Shinji rolled his eyes. "C'mon, Nari-nee, they're just jokes. He needs ta toughen up," he scoffed. "'Sides, the only time he really acts like he feels anything when I'm talkin' ta him is when I tease 'im."

I rubbed Arashi's hilt, half-wishing I knew enough iaido to hit Shinji with the flat of her blade. "Shinji, he's hurting. A lot. You can't tell anyone this, but he's from Kuraizumi. When you tease him, I think it brings him back there." Remember what we heard about the fatalities, I thought at him. Remember the descriptions Cousin Kei nearly made Dad puke up his dinner with. Do you want to awaken a maniac?

Shinji's crying-blotchy complexion went fully white. "Kuraizumi? Holy shit. Ya serious?"

I nodded. "Shinji, you can't tell anyone," I repeated. "He doesn't need to feel more vulnerable. And it's not going to be about you anymore. He won't look at me too kindly either."

He shifted uncomfortably. "Fine. You can be my punchline instead, yeah?"

It was a half-hearted, unfunny joke, and we both knew it. But I smirked anyway. "Sure. I can take it, long as you stop calling me those stupid nicknames."

I stepped in close again to pat his face dry with my sleeve. He batted my hand away. "Knock it off, Mom. Ain't no shame to have someone see I've been cryin'. Let's go in an' make Junko-chan happy with some paperwork."

Thunder crashed overhead. It was the only warning as the heavens opened up above us. We gasped, more of a splutter in the sudden pouring rain. As we sprinted for the office building, I couldn't help laughing.

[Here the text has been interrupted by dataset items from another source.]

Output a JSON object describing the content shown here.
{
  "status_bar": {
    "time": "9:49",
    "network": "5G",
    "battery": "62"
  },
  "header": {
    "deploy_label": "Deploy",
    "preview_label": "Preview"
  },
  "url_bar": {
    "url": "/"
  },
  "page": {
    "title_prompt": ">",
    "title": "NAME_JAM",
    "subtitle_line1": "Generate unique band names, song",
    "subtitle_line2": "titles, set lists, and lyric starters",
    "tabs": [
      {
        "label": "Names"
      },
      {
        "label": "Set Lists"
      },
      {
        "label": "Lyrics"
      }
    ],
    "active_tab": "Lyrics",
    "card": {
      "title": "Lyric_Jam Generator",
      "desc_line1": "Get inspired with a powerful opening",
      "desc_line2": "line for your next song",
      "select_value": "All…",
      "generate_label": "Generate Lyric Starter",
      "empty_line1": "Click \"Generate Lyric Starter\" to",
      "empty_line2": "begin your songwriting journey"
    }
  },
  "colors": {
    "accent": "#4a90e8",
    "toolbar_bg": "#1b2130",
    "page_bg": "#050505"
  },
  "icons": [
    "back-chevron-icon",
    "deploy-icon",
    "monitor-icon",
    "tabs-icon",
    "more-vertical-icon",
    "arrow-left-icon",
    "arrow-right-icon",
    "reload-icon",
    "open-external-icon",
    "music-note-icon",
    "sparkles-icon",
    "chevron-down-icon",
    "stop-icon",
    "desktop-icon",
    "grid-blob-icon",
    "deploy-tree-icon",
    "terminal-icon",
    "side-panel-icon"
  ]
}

As long as Shinji kept his word, we'd be fine. This was going to work out.

Notes:

To those wondering about Torisei questioning Nariko's heritage, if one were to look at the Hirako family tree I've drawn up (which is spoilerrific), there are several Hirako who originally bore the family name Matsumura and vice versa. It's not impossible for Nariko to be Shinji's half-sister, though don't take that as a statement that she is. Or isn't.

As for Nariko's comment on the dissimilarity of the Fujikage and Hirako-- go back to when Nariko registers Tennyou no Rai'arashi. You'll find Lisa and Nariko's dialogue enlightening.

As for the kami to whom Shinji refers-- Hiruko, kami of the morning sun and young children. With Shinji's personality and hair, the former makes sense, and it wasn't so long ago in Shinigami terms that Shinji was pretty young. Makes sense that he would invoke Hiruko, who is also sometimes a god of luck.